I have spoken with a couple of teachers in the area about recruiting middle and high school home ec students to help sew the reusable produce bags that my group of sewers and I have been making and giving away at the farmers’ market. So I know home ec classes still exist in some schools.
Recently, my daughter Charlotte wanted a bread slicing guide she found on Etsy and decided she would try to build it instead of buying it. She made hers with scrap pieces of maple Chandra had on hand, left over from a project. At last! Smooth slices of sourdough rather than mangled! When I posted the images below on social media today, several people asked me how to make this slicing guide. Here are the instructions.
While the girls and I learned to sew and cook in our grade eight home ec class, the boys learned to cut wood and swing a hammer in shop class. Let’s teach all of these skills to everyone.

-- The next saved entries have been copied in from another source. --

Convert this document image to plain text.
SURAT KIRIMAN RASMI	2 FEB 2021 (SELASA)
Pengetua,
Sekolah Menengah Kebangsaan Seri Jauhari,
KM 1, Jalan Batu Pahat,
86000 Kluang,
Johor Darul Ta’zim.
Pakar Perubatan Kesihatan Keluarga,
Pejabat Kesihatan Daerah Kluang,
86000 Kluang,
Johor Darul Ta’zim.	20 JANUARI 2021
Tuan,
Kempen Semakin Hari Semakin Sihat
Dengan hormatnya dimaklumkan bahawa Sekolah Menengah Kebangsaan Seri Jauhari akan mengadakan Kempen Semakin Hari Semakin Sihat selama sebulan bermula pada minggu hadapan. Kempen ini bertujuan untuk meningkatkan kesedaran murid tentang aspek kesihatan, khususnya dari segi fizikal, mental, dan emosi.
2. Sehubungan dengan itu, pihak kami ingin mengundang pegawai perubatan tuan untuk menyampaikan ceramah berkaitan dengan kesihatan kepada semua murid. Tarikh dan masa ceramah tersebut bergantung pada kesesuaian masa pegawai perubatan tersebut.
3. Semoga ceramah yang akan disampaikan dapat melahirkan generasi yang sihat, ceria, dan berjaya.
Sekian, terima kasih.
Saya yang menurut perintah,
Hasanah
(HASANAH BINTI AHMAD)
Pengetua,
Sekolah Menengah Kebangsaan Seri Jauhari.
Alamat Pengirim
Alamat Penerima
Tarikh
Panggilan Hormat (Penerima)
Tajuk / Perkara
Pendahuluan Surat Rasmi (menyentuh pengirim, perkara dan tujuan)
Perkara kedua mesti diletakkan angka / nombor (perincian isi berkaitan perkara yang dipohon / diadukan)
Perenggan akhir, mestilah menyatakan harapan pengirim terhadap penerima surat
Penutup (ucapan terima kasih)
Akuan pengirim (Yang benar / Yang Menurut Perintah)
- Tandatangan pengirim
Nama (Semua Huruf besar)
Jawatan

People regularly ask me for my number one eco-tip. I always answer “cook.” When you cook, you eat more whole foods and thus fewer processed foods because you can consume only so much food. While you may easily find unpackaged apples and onions, almost all processed foods are packaged in single-use throwaway plastic. And their confusing best-before dates cause people to throw out perfectly edible food.
When you learn to cook, you also learn what to do with leftovers and that extra bunch of parsley and other bits of ingredients that you have on hand. You reduce food waste—a major contributor to climate change—and you save money and time.
I could go on and on and on about the importance of cooking. I could probably write blog posts for at least five years about it!
If we teach students to cook, they can then teach their parents.
5. Bonus skill: Peaceful protest
My daughter, inspired my Greta, inspired some kids at her school to take part in the March 15th climate protests. They made front-page news in The Mercury. I was so proud of her and her classmates! These kids give me hope.